Per i dispositivi personali BYOD non possiamo fare molto, salvo metterli in una sottorete a parte, e soprattutto sensibilizzare gli utenti consigliando buone pratiche e facendo informazione sui rischi in cui si può incorrere. Un altro aspetto importante è educare le persone a non rivelare sui social troppi particolari della propria vita lavorativa, che sembrano innocui, ma aprono invece il fianco agli spare- phishing.

7 REGOLE CLASSICHE CONTRO IL PHISHING

  1. Lasciar uscire soltanto le mail inviate da utenti autenticati, limitando il numero di messaggi in uscita in un certo intervallo di tempo;
  2. Limitare, dove possibile, i domini da cui potersi autenticare per la posta in uscita e escludere gli IP senza risoluzione a dominio;
  3. Bloccare o isolare le mail che provengono da indirizzi spoofati (in cui cioè il campo “FROM” è diverso dal campo “envelope FROM”);
  4. Mettere in blacklist i domini simili al nostro, per evitare il typosquatting: bloccare per esempio tutte le mail che hanno GARR.lt, che è simile a GARR.it, nel FROM;
  5. Isolare le mail sospette che contengono link;
  6. Fare scansionare gli allegati all’antivirus prima di fare il delivery degli allegati;
  7. creare, se ci sono le risorse per farlo, un ambiente sandbox per analizzare gli allegati, visto che alcune volte riescono a passare dagli antivirus perché sfruttano varianti non ancora catalogate;

Formazione e sensibilizzazione al personale non tecnico e dirigenziale

Ho lasciato questo aspetto per ultimo perché è il fattore di gran lunga più importante, ma anche il più delicato, perché coinvolge comportamenti, abitudini e a volte anche sentimenti delle persone - dei nostri colleghi, dei nostri dirigenti.

La formazione sul phishing non è mirata ad acquisire conoscenze o imparare l’uso di uno strumento. Il suo scopo è indurre l’utente inesperto a prendere confidenza con una cultura, un’educazione all’utilizzo sicuro dello strumento, acquisire consapevolezza. Questo tipo di formazione deve essere discreta, non invasiva, né opprimente, né deprimente, puntuale, molto breve, ma continua. Deve essere fatta in modo che l’utente capisca che queste pratiche servono a migliorare il proprio lavoro, non ostacolarlo. E deve essere leggera, anche divertente, soprattutto per chi magari si sente in difficoltà ad usare gli strumenti informatici ma è costretto a farlo per lavoro.
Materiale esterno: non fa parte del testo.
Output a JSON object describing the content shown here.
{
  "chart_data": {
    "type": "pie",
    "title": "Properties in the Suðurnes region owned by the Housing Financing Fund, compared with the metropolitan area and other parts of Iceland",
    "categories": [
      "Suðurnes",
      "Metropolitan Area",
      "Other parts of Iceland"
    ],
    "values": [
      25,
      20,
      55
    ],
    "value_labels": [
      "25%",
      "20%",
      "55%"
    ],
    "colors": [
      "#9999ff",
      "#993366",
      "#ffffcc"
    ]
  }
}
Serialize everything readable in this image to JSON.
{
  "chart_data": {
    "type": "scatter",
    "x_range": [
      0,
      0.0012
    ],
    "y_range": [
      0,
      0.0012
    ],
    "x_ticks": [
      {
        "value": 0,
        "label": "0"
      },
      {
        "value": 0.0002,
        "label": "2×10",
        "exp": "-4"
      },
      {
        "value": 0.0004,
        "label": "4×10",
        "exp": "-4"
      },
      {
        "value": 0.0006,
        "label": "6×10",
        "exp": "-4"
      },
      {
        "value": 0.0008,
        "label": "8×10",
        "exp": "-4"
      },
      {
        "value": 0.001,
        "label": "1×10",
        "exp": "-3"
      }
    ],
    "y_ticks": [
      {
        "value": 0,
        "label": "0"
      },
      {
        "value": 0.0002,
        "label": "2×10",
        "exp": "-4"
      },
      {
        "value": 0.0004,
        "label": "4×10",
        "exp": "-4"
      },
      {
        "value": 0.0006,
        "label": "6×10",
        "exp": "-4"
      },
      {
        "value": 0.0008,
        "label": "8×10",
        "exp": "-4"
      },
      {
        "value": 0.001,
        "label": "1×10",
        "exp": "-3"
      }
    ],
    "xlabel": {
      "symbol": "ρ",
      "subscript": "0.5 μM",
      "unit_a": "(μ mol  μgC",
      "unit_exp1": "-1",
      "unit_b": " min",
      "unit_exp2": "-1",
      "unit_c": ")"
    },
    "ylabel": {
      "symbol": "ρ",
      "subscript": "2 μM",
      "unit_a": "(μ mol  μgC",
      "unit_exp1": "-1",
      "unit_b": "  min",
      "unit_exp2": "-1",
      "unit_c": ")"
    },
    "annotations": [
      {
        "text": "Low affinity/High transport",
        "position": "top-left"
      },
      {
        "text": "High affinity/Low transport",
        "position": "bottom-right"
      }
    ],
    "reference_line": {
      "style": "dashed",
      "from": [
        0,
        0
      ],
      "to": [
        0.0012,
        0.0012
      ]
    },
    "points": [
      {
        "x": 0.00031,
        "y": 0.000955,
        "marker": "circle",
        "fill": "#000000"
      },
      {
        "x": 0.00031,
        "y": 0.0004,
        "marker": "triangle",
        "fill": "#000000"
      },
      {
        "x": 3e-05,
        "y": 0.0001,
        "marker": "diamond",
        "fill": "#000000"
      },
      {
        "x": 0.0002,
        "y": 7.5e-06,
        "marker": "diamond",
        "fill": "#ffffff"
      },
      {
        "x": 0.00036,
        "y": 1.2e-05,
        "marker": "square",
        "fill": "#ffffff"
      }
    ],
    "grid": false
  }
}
Formati adatti a questo tipo di formazione sono pillole video di non più di 10 minuti, focalizzate su un aspetto specifico, infografiche, test e giochi interattivi basati su concetto di gamification, da produrre possibilmente insieme al proprio ufficio comunicazione, in modo da veicolare i messaggi nella maniera più efficace. Esistono anche strumenti di test, molti dei quali open source, che permettono di simulare una campagna di phishing spedendo email con un link o un allegato e conteggiano il numero di persone ingannate. Si tratta di uno strumento da usare con oculatezza, perché è vero che restituisce il numero preciso delle potenziali vittime e ci offre un quadro completo della situazione nell’organizzazione, ma può costituire un’esperienza frustrante per i dipendenti, che potrebbero sentirsi spiati e sotto tiro e perdere fiducia. Le buone pratiche consigliano di utilizzarlo solo dopo che sia stato stabilito un buon livello di fiducia e cooperazione fra chi si occupa di sicurezza e personale non informatico. Infine vanno pianificate, sempre con gli esperti di comunicazione, campagne di sensibilizzazione, volantini, brochure, limitate a singoli problemi di phishing, magari lanciate a tema quando arriva una nuova minaccia che prevede nuove o diverse forme, come con l’avvento del Covid-19.

Concludendo, quello del social engineering è un mondo molto rischioso che possiamo navigare in sicurezza solamente se, più che gli esperti di cybersecurity, sono le persone a scendere in campo.